El fuego parecía bailar al son de la brisa que corría desde el mar. Lo hipnotizaba. Lo incitaba a hundir sus manos en él, a acariciar sus llamas devoradoras y dejarse consumir hasta los huesos. Nostalgias. Penas. Dolor.
Puso su cabeza entre las manos y gritó. Gritó como un loco. Gritó hasta que su garganta se negó a emitir un sonido más. Se sentía afiebrado y viejo. Su espíritu estaba curtido por los recuerdos, los que ahora se agolpaban en su mente, todos a un tiempo.
Sus manos temblorosas delataban, en cierto modo, su agonía y sus intenciones. La vida no significaba más que una cosa a la que había estrujado y que ahora se cobraba.

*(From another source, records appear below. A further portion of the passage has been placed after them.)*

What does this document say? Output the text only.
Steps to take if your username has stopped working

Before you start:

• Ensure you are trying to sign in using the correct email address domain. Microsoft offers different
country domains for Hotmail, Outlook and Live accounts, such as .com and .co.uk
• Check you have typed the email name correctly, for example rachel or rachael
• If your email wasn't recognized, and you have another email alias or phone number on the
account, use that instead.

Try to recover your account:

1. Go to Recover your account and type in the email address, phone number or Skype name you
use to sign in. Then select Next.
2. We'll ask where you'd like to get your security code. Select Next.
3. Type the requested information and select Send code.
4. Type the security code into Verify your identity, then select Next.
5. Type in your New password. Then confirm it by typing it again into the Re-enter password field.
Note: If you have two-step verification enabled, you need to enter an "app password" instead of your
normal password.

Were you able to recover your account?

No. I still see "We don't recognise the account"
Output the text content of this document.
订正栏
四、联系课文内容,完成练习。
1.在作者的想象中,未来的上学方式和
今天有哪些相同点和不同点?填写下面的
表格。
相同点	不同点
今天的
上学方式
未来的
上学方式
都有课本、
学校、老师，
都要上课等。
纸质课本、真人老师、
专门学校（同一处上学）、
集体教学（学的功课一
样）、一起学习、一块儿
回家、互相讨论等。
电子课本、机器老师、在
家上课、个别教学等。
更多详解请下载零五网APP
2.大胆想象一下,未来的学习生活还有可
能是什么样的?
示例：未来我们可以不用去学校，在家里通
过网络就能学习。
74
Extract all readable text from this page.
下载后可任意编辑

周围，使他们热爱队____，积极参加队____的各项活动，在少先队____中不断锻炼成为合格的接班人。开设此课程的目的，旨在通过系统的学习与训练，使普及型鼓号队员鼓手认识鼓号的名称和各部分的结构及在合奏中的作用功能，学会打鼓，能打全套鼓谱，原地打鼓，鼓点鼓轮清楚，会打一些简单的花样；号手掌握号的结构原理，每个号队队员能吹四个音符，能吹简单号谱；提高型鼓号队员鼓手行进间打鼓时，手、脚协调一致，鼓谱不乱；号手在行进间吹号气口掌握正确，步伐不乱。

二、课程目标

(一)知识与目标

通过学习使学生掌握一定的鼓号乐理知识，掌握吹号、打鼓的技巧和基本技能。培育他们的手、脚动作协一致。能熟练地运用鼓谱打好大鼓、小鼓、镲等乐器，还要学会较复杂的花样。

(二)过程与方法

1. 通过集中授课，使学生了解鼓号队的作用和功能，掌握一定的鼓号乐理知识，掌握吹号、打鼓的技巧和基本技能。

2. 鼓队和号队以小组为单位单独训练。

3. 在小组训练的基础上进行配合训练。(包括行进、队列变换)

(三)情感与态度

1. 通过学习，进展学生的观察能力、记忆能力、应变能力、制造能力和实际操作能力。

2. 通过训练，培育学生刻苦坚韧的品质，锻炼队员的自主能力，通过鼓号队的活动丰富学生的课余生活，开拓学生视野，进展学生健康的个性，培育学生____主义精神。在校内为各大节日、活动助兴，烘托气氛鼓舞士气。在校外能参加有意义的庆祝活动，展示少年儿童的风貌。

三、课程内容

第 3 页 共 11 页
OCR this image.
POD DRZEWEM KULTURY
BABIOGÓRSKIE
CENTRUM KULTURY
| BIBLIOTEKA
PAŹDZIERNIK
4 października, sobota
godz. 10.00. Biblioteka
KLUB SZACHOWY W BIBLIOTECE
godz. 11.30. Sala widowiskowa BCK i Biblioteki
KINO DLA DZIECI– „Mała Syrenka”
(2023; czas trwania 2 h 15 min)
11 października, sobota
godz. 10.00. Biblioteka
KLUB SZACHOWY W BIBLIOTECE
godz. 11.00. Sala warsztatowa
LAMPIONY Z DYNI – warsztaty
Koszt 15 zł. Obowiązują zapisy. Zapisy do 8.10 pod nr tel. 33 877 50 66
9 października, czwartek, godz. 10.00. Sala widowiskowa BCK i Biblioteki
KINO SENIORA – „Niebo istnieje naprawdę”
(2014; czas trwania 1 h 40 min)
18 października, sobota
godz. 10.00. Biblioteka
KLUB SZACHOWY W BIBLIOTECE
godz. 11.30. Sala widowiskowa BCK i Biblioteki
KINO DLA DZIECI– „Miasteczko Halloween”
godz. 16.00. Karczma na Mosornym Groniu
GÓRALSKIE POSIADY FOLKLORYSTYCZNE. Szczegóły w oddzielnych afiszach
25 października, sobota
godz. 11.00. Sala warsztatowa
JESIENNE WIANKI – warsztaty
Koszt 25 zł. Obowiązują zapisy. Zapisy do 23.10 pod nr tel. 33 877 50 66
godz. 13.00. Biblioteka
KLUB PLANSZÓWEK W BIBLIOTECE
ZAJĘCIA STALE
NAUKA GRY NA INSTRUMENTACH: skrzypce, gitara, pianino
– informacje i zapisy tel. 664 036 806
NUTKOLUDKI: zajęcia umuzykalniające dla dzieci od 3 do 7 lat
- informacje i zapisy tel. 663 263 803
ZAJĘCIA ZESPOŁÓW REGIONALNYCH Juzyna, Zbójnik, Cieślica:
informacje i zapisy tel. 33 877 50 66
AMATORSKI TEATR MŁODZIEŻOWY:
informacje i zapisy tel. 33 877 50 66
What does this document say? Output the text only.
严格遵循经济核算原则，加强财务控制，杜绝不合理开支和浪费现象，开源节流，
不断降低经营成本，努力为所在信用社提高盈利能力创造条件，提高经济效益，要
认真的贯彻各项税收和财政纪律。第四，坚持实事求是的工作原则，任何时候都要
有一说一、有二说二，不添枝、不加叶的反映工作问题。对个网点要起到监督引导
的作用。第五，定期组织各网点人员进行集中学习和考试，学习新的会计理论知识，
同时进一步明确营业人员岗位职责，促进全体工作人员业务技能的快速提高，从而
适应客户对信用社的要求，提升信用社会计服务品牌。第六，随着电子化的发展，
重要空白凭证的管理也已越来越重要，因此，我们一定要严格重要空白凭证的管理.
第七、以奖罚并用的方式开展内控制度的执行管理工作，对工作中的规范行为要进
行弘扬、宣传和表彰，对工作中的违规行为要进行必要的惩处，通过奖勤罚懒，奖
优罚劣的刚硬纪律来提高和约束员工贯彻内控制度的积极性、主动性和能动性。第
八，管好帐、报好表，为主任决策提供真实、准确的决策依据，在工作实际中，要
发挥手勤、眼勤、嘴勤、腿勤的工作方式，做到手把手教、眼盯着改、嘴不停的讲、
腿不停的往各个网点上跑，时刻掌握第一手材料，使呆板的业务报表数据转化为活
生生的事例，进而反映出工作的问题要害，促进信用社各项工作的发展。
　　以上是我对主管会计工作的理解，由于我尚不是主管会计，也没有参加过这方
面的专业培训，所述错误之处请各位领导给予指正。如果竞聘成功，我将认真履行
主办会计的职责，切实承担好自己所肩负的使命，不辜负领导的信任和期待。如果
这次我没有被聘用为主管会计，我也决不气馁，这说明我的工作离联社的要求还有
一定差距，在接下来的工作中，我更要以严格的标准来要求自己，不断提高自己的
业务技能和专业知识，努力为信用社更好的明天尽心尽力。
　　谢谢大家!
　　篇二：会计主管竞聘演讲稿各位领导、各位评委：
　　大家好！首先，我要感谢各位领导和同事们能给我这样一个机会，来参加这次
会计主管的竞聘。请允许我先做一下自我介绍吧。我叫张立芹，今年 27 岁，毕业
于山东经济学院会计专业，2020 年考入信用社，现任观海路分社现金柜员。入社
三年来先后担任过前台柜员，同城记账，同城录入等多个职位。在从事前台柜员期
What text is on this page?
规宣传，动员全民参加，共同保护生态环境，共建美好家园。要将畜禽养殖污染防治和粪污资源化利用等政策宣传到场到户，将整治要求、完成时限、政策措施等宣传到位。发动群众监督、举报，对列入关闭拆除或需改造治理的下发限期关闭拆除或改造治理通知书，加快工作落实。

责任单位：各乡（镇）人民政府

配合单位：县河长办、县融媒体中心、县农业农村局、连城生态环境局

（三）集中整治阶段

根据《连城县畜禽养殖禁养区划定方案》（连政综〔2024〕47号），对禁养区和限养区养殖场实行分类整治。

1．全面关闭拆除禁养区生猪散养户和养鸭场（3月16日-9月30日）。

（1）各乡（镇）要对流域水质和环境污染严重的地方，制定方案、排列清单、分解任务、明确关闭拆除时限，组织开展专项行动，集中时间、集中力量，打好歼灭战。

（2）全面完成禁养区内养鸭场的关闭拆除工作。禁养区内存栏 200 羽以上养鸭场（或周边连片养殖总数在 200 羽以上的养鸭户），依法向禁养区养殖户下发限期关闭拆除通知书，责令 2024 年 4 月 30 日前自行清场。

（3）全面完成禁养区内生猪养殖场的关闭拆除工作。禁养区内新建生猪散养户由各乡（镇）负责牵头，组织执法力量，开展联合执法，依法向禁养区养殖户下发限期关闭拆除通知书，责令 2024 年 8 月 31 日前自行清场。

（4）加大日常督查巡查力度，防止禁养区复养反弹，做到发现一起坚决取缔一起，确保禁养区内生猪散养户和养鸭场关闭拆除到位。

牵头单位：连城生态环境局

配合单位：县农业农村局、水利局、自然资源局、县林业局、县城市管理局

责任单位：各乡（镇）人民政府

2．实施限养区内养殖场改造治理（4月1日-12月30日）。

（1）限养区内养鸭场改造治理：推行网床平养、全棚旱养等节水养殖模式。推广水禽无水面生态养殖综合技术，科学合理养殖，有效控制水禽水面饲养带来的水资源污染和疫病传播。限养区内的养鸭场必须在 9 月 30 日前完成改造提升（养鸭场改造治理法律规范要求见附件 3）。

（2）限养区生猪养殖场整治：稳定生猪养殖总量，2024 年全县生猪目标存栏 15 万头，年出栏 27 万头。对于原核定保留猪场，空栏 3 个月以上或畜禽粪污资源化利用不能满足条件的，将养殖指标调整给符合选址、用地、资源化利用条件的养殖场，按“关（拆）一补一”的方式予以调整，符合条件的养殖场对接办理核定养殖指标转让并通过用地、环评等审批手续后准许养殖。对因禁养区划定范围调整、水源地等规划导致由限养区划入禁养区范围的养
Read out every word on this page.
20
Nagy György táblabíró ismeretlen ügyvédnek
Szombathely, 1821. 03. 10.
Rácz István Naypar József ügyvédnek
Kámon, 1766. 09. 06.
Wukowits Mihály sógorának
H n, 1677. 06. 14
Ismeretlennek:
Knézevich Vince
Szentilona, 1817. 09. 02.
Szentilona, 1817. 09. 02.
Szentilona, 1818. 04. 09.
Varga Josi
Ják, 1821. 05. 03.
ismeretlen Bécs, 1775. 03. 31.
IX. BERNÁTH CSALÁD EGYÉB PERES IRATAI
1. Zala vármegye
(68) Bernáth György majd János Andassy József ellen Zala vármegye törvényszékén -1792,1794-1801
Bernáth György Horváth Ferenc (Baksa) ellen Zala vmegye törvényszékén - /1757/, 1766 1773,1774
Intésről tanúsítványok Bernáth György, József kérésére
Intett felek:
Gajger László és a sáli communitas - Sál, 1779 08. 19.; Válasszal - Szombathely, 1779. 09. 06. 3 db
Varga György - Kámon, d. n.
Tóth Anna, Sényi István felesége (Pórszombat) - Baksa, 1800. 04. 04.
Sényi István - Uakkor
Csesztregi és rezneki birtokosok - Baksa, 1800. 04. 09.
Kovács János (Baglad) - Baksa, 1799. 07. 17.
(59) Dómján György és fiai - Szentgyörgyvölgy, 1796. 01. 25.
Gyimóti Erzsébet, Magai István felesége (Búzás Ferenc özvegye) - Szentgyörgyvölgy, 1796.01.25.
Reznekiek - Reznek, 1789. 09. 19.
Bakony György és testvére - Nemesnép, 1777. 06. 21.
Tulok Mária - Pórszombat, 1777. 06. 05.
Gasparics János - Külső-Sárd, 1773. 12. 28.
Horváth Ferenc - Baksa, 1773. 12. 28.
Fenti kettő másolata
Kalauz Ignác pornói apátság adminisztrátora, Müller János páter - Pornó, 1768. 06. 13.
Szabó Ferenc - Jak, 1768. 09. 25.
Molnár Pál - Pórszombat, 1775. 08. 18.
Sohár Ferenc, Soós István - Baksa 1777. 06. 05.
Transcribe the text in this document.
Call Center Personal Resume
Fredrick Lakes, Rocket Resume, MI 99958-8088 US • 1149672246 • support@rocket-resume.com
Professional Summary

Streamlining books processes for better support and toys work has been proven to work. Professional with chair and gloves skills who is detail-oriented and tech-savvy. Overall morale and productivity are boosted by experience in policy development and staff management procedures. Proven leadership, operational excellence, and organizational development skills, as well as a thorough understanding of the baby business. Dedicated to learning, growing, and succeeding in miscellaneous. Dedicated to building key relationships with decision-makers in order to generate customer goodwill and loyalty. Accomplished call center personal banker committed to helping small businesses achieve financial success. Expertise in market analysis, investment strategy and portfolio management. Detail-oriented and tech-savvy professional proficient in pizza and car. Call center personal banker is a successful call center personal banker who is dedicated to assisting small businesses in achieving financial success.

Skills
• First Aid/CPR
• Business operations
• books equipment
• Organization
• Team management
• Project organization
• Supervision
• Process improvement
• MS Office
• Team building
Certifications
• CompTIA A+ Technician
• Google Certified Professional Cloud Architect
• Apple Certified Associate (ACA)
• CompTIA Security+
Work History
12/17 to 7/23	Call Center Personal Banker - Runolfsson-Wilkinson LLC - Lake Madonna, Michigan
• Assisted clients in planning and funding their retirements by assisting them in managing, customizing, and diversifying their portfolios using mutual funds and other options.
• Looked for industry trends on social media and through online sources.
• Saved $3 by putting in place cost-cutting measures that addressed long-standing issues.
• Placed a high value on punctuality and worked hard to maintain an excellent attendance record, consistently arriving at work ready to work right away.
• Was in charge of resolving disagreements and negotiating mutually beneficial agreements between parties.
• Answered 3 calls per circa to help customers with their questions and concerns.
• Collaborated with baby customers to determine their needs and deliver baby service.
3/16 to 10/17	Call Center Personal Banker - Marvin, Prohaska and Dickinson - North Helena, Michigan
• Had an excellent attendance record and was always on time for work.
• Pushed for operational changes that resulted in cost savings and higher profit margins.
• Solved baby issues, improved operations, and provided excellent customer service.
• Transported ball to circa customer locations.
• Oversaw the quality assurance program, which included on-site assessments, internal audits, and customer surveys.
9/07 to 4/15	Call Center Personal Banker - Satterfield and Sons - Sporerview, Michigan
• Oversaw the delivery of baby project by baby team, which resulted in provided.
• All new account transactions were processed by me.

Sentía el hedor a muerte rodeándolo, susurrándole al oído los horrores aún mayores que le estaban reservados. El cielo pesaba como nunca en su espalda. No, la vida no tenía más valor que las lágrimas que resbalaban por sus mejillas, no más que los pelos que se arrancaba cada vez que sentía el susurro, helado y hueco, diciéndole que no había escapatoria, que todo estaba perdido, que de esto no podía huir.
Más y más dolor. Dentro y fuera.
El sonido acompasado del mar, casi rítmico, le desesperaba aún más. El cuchillo enterrado en la arena, junto al fuego, le entregaba una alternativa. Una real alternativa. Le acobardaba la idea de tomarlo y hundirlo en sus entrañas, pero estaba dispuesto. El fuego, el mar y el susurro lo alentaban.
Ya comenzaba a amanecer.
Del fuego no quedaba más que cenizas.
Del mar y el susurro, no más que un pesado silencio.
Del hombre..., sólo los despojos.
Concepción, VIII Región del Bío- Bío, Chile.